Asmander had placed one clawed foot on his defeated enemy’s neck and waited for his father’s command.
It had not come, and for a moment he had thought – he remembered this clearly – Is he dead? Am I Asman now? along with all the little attendant thoughts that whirled and spun in the wake of that huge one. But then he had cocked his head, while keeping one eye on his prize, and seen his father standing amongst his men, staring at his son with such an expression . . .
Pride, yes, but there had been depths to that expression, as clouded as the river. Anger that Asmander had so risked himself; calculation at how this proven asset that was his son might now best be used. And envy. Asmander remembered that plainly.
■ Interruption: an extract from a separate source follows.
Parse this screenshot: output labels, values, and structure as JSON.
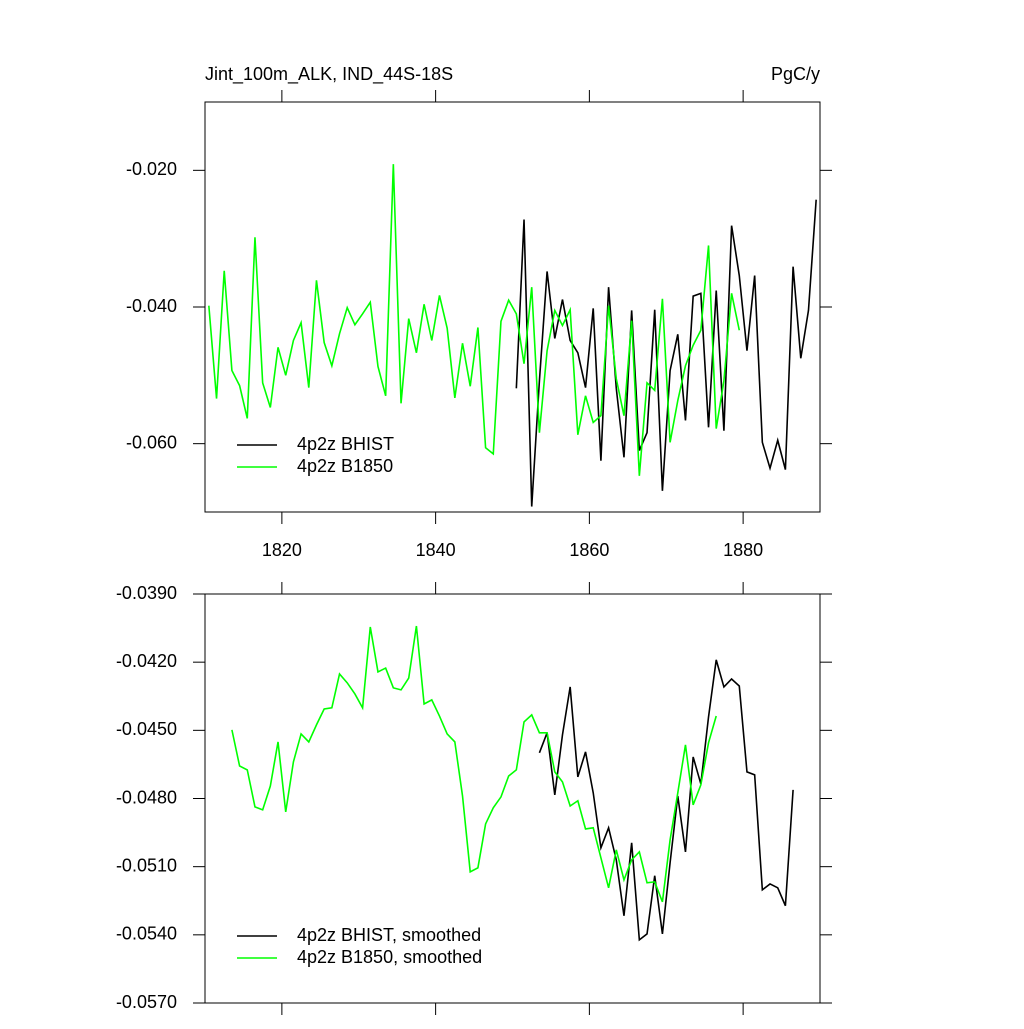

The envy never left his father’s face, from that moment on, that his son should be so honoured by the gods as to be a Champion, whilst he . . . he grew older and no stronger, and some day this boy before him would bear his name.
But Asman was a man of politics, above all. He had lived his life navigating the hazardous waters of the Sun River Nation’s powers and factions. Not for nothing were his people known also as the Patient Ones.
‘What, then?’ he had asked his son. ‘Will you stay your hand?’